I find it hard to remember much of what happened during the Brit Awards last night, such was the cloud of monotony that settled on my brain immediately after Arctic Monkeys’ lacklustre opening performance, and refused to budge for the remainder of the evening.

In fact, it gathered and grew and became so large that I sat staring into space for a good 20 minutes after it was all over. I was genuinely questioning where my career was heading if watching two meaningless hours of shameless self-promotion is considered ‘part of the job’. And that was down to a number of reasons.

Firstly, it was presented by James Corden - a man so bafflingly unfunny, he makes a gay night with Vladimir Putin seem like a hilarious alternative.
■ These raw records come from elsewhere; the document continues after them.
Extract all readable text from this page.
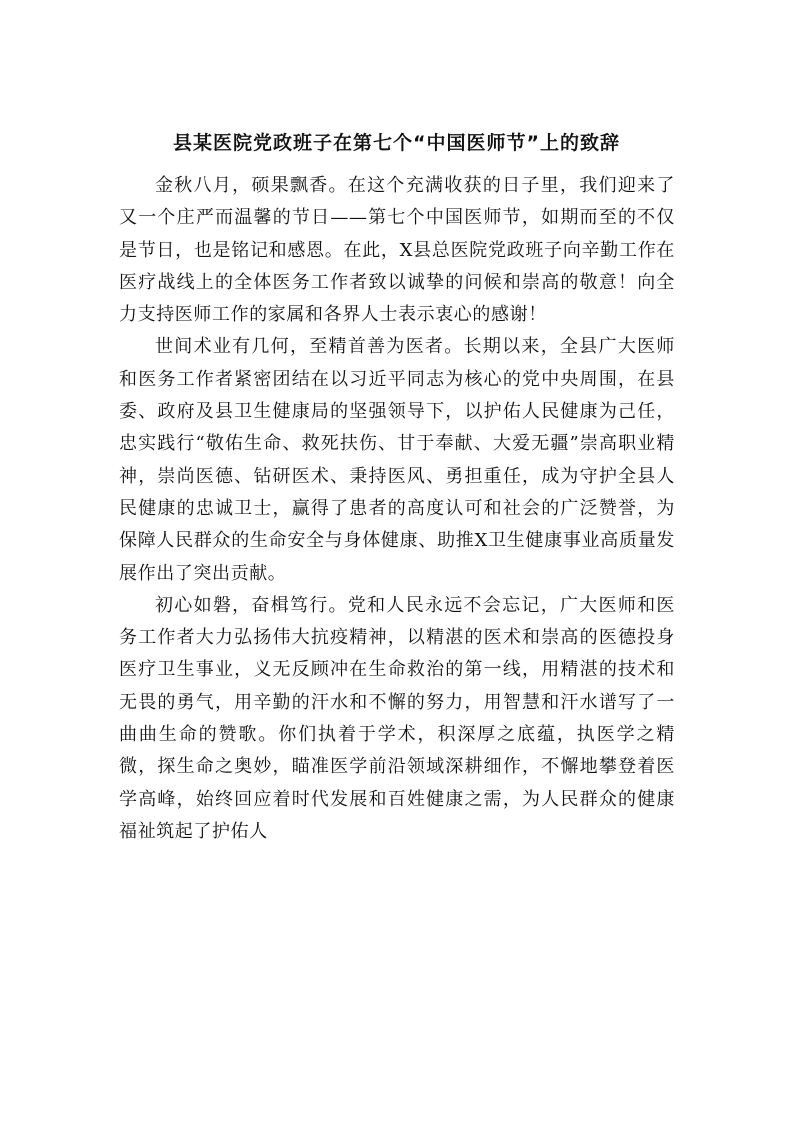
县某医院党政班子在第七个“中国医师节”上的致辞

金秋八月，硕果飘香。在这个充满收获的日子里，我们迎来了又一个庄严而温馨的节日——第七个中国医师节，如期而至的不仅是节日，也是铭记和感恩。在此，X县总医院党政班子向辛勤工作在医疗战线上的全体医务工作者致以诚挚的问候和崇高的敬意！向全力支持医师工作的家属和各界人士表示衷心的感谢！

世间术业有几何，至精首善为医者。长期以来，全县广大医师和医务工作者紧密团结在以习近平同志为核心的党中央周围，在县委、政府及县卫生健康局的坚强领导下，以护佑人民健康为己任，忠实践行“敬佑生命、救死扶伤、甘于奉献、大爱无疆”崇高职业精神，崇尚医德、钻研医术、秉持医风、勇担重任，成为守护全县人民健康的忠诚卫士，赢得了患者的高度认可和社会的广泛赞誉，为保障人民群众的生命安全与身体健康、助推X卫生健康事业高质量发展作出了突出贡献。

初心如磐，奋楫笃行。党和人民永远不会忘记，广大医师和医务工作者大力弘扬伟大抗疫精神，以精湛的医术和崇高的医德投身医疗卫生事业，义无反顾冲在生命救治的第一线，用精湛的技术和无畏的勇气，用辛勤的汗水和不懈的努力，用智慧和汗水谱写了一曲曲生命的赞歌。你们执着于学术，积深厚之底蕴，执医学之精微，探生命之奥妙，瞄准医学前沿领域深耕细作，不懈地攀登着医学高峰，始终回应着时代发展和百姓健康之需，为人民群众的健康福祉筑起了护佑人
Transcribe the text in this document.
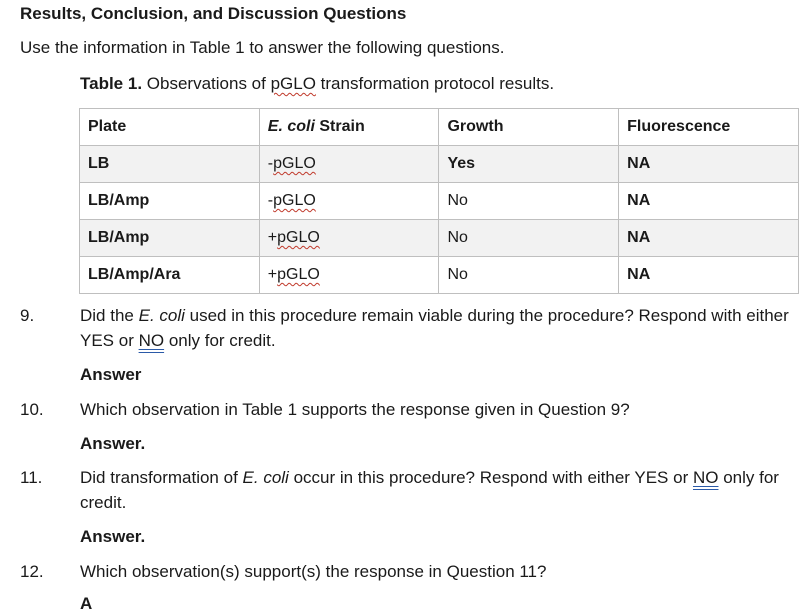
Results, Conclusion, and Discussion Questions
Use the information in Table 1 to answer the following questions.
Table 1. Observations of pGLO transformation protocol results.
Plate	E. coli Strain	Growth	Fluorescence
LB	-pGLO	Yes	NA
LB/Amp	-pGLO	No	NA
LB/Amp	+pGLO	No	NA
LB/Amp/Ara	+pGLO	No	NA
9.	Did the E. coli used in this procedure remain viable during the procedure? Respond with either YES or NO only for credit.
Answer
10. Which observation in Table 1 supports the response given in Question 9?
Answer.
11. Did transformation of E. coli occur in this procedure? Respond with either YES or NO only for credit.
Answer.
12. Which observation(s) support(s) the response in Question 11?
A
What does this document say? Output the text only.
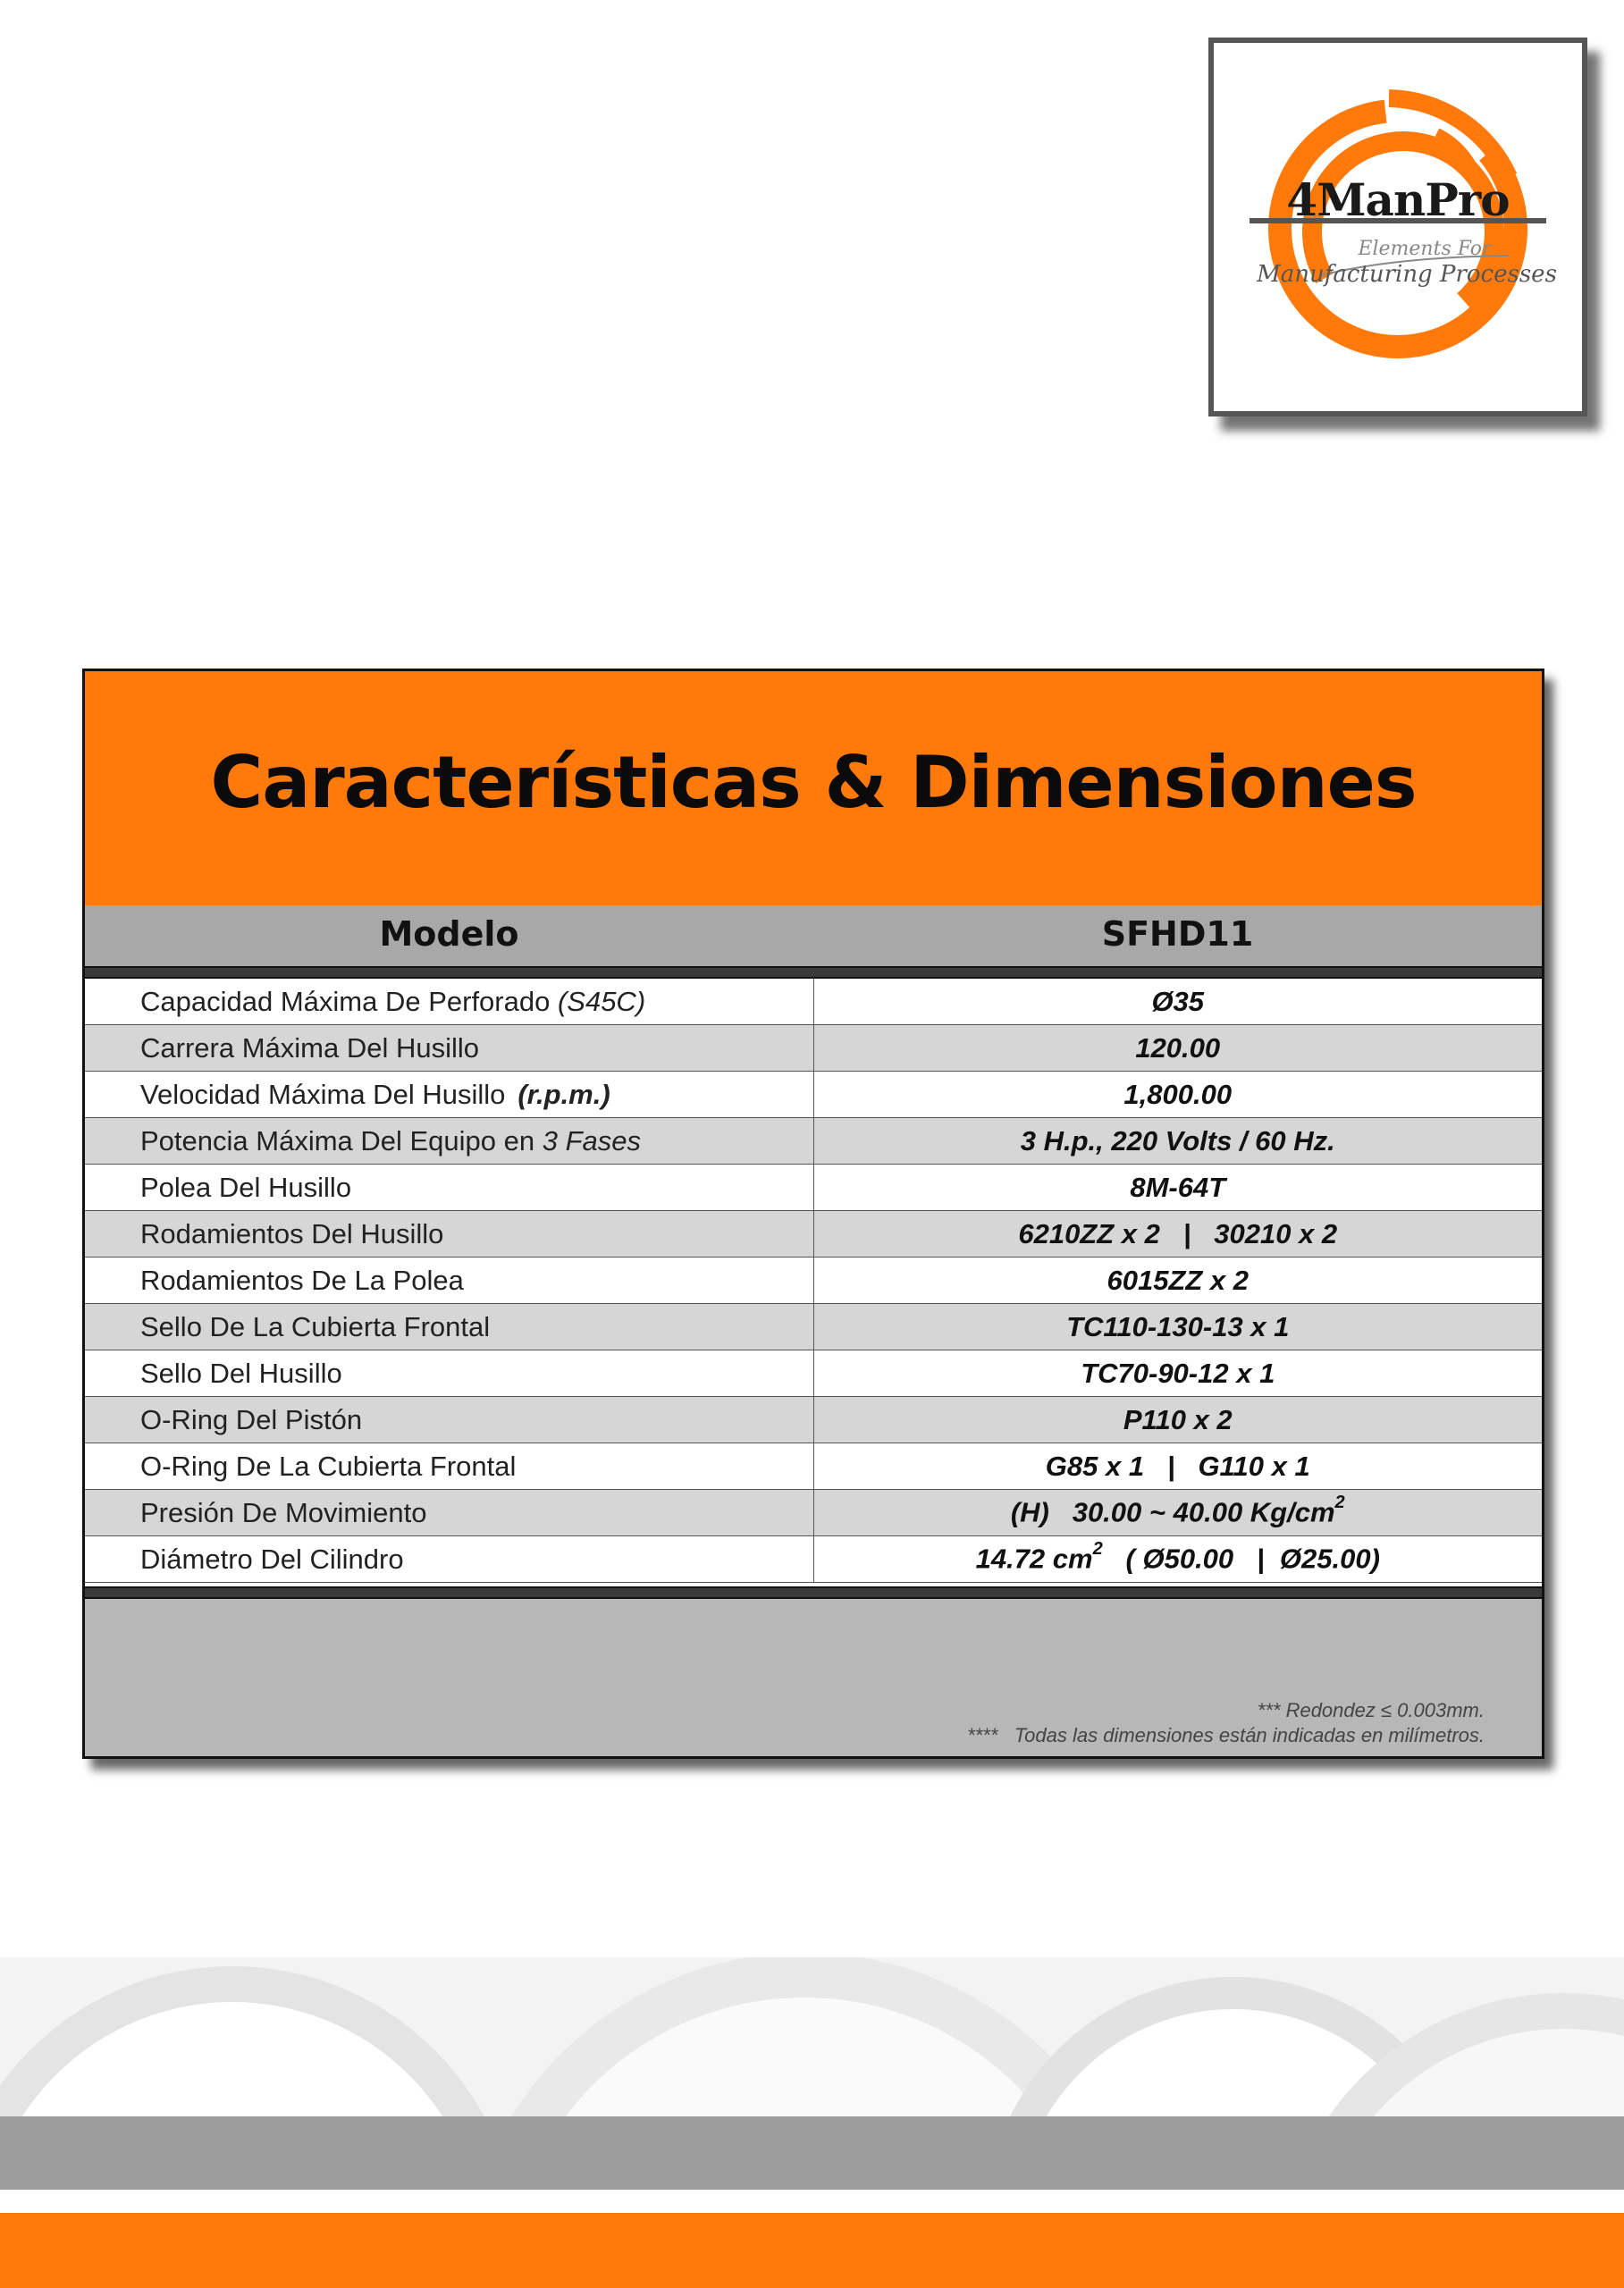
4ManPro
Elements For
Manufacturing Processes
Características & Dimensiones
Modelo	SFHD11
Capacidad Máxima De Perforado (S45C)	Ø35
Carrera Máxima Del Husillo	120.00
Velocidad Máxima Del Husillo (r.p.m.)	1,800.00
Potencia Máxima Del Equipo en 3 Fases	3 H.p., 220 Volts / 60 Hz.
Polea Del Husillo	8M-64T
Rodamientos Del Husillo	6210ZZ x 2   |   30210 x 2
Rodamientos De La Polea	6015ZZ x 2
Sello De La Cubierta Frontal	TC110-130-13 x 1
Sello Del Husillo	TC70-90-12 x 1
O-Ring Del Pistón	P110 x 2
O-Ring De La Cubierta Frontal	G85 x 1   |   G110 x 1
Presión De Movimiento	(H)   30.00 ~ 40.00 $Kg/cm^2$
Diámetro Del Cilindro	14.72 $cm^2$   ( Ø50.00   |  Ø25.00)
*** Redondez ≤ 0.003mm.
****   Todas las dimensiones están indicadas en milímetros.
Watching him bound around like an oversized Andrex puppy, sycophantically screeching “One word: Wow!” after every predictable performance, and attempting to shove his tongue down as many famous throats as possible, was irritating to the extreme.

Secondly, there were the ‘Priceless’ MasterCard jokes. As if, in some freak memory-wiping incident (entirely possible after that Artic Monkeys’ opening performance), everyone had forgotten that a) they worked in pop music and b) it was an awards show. Shock of all shocks, there might be a few commercial sponsors involved. And slamming corporate companies in a weird pseudo-punk attempt at anti-capitalism by saying their biggest advertising slogan live on air is about as stupid as you can get.

Thirdly, the winners. When will it become less obvious that awards are dished out in a vain attempt to get famous people to show up? Nice try with Bowie. Have Noel Gallagher, Kate Moss and an inflammatory reference to the debate on Scottish Independence instead.

Fourthly, that Beyoncé show. Dress was nice, love, but seriously? Why do the Grammys get a thong-flashing extravangza featuring Jay Z and we get five minutes of warbling tedium and a few random columns of light?

And then there was the Arctic Monkeys Album of the Year speech. We get the message. You’ve sold loads of records, people still like guitars, and you’re the living, breathing example of a band surviving against the odds in a Cowell-controlled music industry down-turn. But was the most rock ‘n’ roll thing you could think of doing, Mr Turner, really dropping a microphone on the floor? And do you also realise that YOU’RE AT THE BRITS? Surely the least rock ‘n’ roll place to be in the history of rock ‘n’ roll?

I’ll conclude this rant by adding that the most exciting – and indeed most tweeted about – event of the evening was that fact that someone really awesome didn’t actually play. Many endured the entire two-hour length of the show only to be bitterly disappointed by a lack of live Prince action after he gave the British Female Solo Artist award to Ellie Goulding at the start… And then disappeared. One can only suspect that he, too, had failed to recover from what was surely the most turgid and uneventful Brit Awards in the show’s 37-year history.